Минувшей ночью я плохо спал. Я вообще плохо сплю с тех пор, как начался Великий пост. Зачастую поднимаюсь в глубокие часы, ища забытья на страницах какой-нибудь книги, или в тиши темных улиц Ланскне, или на берегах Танна. Минувшей ночью бессонница меня мучила больше обычного, и я, зная, что не засну, в одиннадцать часов отправился из дома прогуляться у реки. Я обошел стороной Марод и становище бродяг и зашагал через поля к верховьям реки. Шум цыганского лагеря ясно разносился в ночи. Оглянувшись, я увидел костры на берегу реки и на фоне их оранжевого сияния танцующие силуэты. Я посмотрел на часы и, сообразив, что гуляю уже почти час, повернул назад. У меня не было желания возвращаться через Марод, но дорога домой по полям заняла бы на полчаса дольше, а у меня от усталости кружилась голова и во всем теле чувствовалась слабость. Хуже того, холодный воздух и бессонница пробудили во мне острое чувство голода, которое, я знал, ранним утром утолю несоизмеримо легким завтраком, состоящим из кофе и хлеба.

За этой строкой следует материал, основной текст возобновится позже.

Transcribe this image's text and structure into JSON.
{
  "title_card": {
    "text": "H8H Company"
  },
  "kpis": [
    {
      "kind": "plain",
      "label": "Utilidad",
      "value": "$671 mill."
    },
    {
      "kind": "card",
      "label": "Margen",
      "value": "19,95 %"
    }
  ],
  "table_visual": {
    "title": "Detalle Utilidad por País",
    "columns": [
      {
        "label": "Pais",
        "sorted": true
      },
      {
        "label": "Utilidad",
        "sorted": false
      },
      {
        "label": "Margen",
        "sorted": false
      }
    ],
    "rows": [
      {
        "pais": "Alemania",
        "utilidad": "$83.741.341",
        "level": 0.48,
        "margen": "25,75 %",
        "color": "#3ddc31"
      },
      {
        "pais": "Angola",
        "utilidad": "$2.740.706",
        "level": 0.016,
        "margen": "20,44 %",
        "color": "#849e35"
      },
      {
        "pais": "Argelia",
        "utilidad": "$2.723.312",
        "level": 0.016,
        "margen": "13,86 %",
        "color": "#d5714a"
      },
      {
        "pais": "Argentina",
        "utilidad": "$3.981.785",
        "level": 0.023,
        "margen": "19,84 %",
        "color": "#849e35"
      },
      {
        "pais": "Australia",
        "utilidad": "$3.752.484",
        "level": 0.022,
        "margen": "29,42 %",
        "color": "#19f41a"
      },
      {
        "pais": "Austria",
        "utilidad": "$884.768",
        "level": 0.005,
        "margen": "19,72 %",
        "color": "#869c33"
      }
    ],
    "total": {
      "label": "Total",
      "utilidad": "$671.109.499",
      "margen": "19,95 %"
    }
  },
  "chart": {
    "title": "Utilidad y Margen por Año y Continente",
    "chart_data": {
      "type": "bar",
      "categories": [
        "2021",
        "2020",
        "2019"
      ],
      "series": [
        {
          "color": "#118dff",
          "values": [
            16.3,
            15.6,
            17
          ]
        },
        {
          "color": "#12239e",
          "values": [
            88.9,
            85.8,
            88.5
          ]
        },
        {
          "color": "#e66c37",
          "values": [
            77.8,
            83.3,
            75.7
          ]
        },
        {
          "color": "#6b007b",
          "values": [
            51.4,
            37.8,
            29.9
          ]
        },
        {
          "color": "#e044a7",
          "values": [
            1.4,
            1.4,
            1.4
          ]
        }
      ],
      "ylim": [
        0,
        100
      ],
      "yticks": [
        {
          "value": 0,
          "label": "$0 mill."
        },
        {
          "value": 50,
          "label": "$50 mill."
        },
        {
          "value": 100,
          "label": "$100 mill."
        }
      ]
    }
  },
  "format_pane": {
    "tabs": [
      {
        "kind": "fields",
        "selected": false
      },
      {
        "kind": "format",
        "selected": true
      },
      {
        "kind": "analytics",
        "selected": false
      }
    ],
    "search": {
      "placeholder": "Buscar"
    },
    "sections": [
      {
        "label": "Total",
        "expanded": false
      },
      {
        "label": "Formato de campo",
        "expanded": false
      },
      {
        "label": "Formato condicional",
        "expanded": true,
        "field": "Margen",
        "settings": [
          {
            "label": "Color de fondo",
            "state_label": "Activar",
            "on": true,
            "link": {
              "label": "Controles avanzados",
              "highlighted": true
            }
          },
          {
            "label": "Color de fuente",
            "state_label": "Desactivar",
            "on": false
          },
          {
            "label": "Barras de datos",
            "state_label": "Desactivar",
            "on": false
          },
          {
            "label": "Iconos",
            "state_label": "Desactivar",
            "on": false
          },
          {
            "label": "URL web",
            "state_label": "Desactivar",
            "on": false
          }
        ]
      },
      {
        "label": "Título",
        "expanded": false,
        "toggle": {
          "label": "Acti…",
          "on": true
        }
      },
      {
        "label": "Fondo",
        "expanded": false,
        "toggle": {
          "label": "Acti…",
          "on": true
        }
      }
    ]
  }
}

Только поэтому, pere, я пошел через Марод: мои тяжелые ботинки оставляют глубокие следы на глинистом берегу, мое дыхание окрашено светом цыганских костров. Вскоре я приблизился к ним настолько, что начал различать происходящее в лагере. Они там устроили некое празднество. Я увидел фонари, свечи по бортам барок, привносившие в балаганную атмосферу, как ни странно, дух религиозности. Пахло дымом и еще чем-то мучительно вкусным, — возможно, жарящимися сардинами. И сквозь эти запахи пробивался, плывя над рекой, густой горьковатый аромат шоколада Вианн Роше. Как я сразу не догадался, что она тоже должна быть там. Если б не она, цыгане уже давно бы покинули нас. Она стоит на пирсе у дома Арманды. В своем длинном красном плаще и с распущенными волосами среди языков костров она похожа на идолопоклонницу. На секунду она поворачивается ко мне, и я вижу, как на ее вытянутых ладонях вспыхивает синеватое пламя. Что-то горит у нее меж пальцев, отбрасывая фиолетовые блики на лица стоящих вокруг людей…

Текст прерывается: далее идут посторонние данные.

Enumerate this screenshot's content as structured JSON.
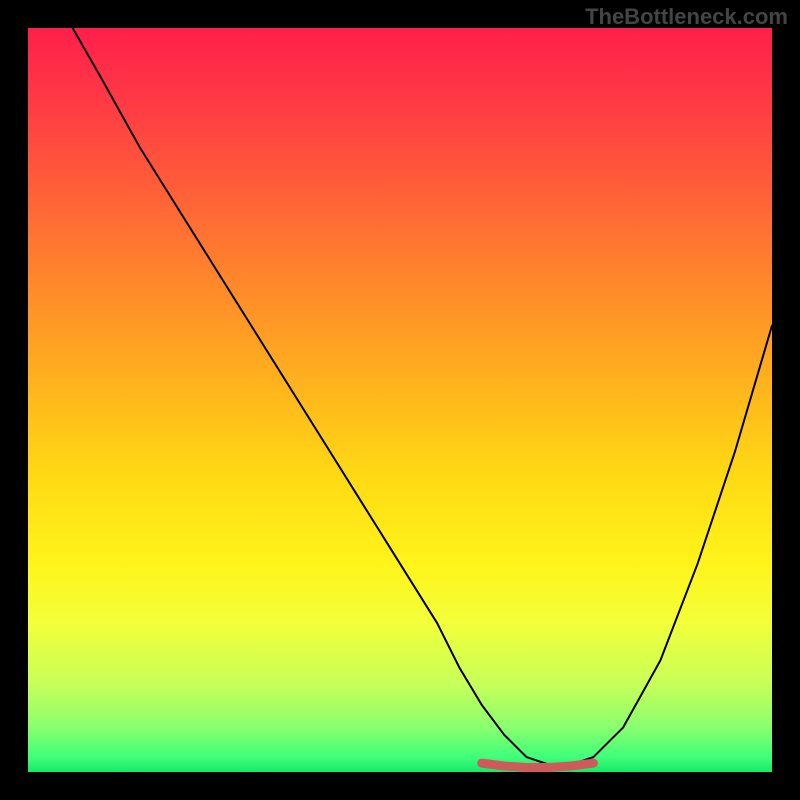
{
  "watermark": "TheBottleneck.com",
  "chart_data": {
    "type": "line",
    "title": "",
    "xlabel": "",
    "ylabel": "",
    "xlim": [
      0,
      100
    ],
    "ylim": [
      0,
      100
    ],
    "background_gradient": {
      "top": "#ff1f4b",
      "middle": "#ffd914",
      "bottom": "#17e86a"
    },
    "series": [
      {
        "name": "black-curve",
        "color": "#000000",
        "width": 2,
        "x": [
          6,
          10,
          15,
          20,
          25,
          30,
          35,
          40,
          45,
          50,
          55,
          58,
          61,
          64,
          67,
          70,
          73,
          76,
          80,
          85,
          90,
          95,
          100
        ],
        "y": [
          100,
          93,
          84,
          76,
          68,
          60,
          52,
          44,
          36,
          28,
          20,
          14,
          9,
          5,
          2,
          1,
          1,
          2,
          6,
          15,
          28,
          43,
          60
        ]
      },
      {
        "name": "red-flat-segment",
        "color": "#ce5b5b",
        "width": 9,
        "x": [
          61,
          64,
          67,
          70,
          73,
          76
        ],
        "y": [
          1.2,
          0.8,
          0.6,
          0.6,
          0.8,
          1.2
        ]
      }
    ]
  }
}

На мгновение я оцепенел от ужаса. В голове завихрились нелепые мысли — тайное жертвоприношение, поклонение дьяволу, сжигание заживо в дар какому-нибудь жестокому древнему богу — и я едва не убежал. Кинулся прочь, но поскользнулся в жирной грязи и, чтобы не упасть, ухватился за терновник, в зарослях которого прятался. Потом наступило облегчение. Облегчение и понимание. И вместе с тем меня обжег стыд за собственное безрассудство, ибо в эту самую минуту она опять повернулась ко мне, и пламя в ее ладонях угасло прямо на моих глазах.

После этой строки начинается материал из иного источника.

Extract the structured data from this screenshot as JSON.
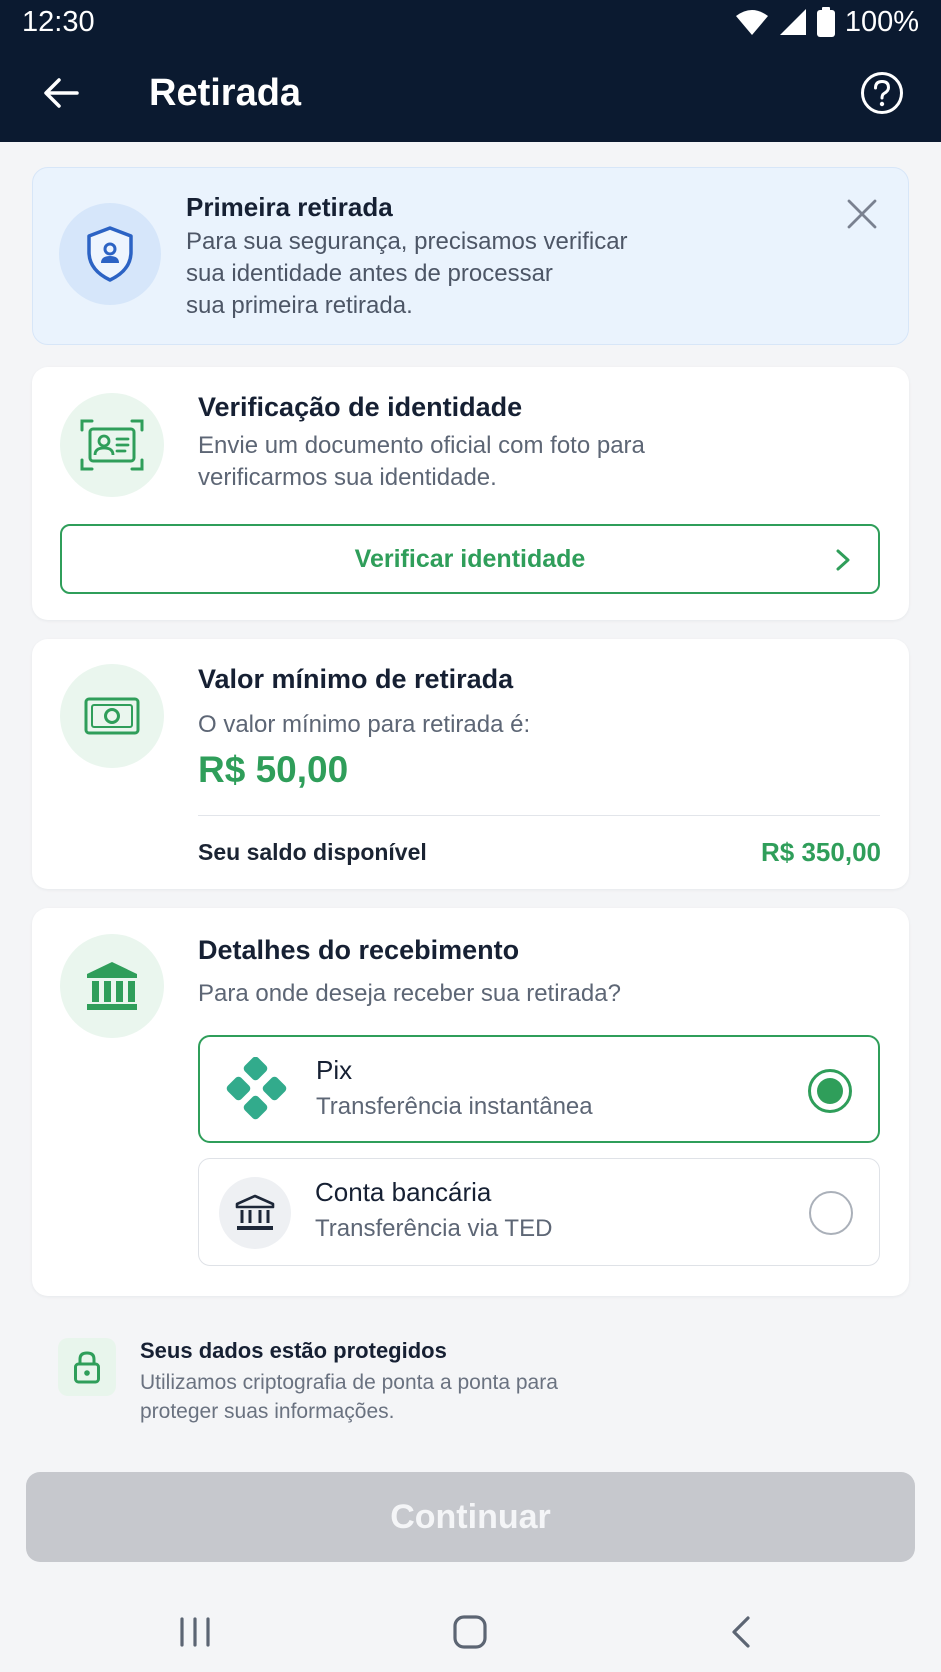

— Боже правый! — От пережитого стресса у меня подкашивались колени. — Это же блины. Блины, сбрызнутые бренди. Только и всего. — Я задыхался от душившего меня истерического смеха и, чтобы сдержать его, вонзил кулаки в живот, который и так болел от напряжения. На моих глазах она подожгла в бренди очередную горку блинов и принялась ловко раскладывать их со сковороды по тарелкам. Горящая жидкость переливается из тарелки в тарелку, словно огни святого Эльма.
Блины.
Вот что они сделали со мной, pere. Я слышу — и вижу — то, чего на самом деле нет. Это она сотворила со мной такое. Она и ее приятели с реки. А внешне — прямо-таки сама невинность. Лицо открытое, радостное. Голос, звучащий над водой, — она смеется вместе со всеми, — чарующий, звонкий, полнится любовью и юмором. Я невольно задумываюсь, а как бы мой голос звучал среди тех, других, как бы звучал мой смех вместе с ее смехом, и на душе вдруг становится ужасно тоскливо, холодно и пусто.
Если б только я мог, думал я. Если б только мог выйти из своего укрытия и присоединиться к ним. Есть, пить вместе с ними, — при мысли о еде, внезапно превратившейся для меня в необузданную потребность, во рту от зависти начала скапливаться слюна, — поедать блины, греться у жаровни, нежиться в тепле, источаемом ее золотистой кожей…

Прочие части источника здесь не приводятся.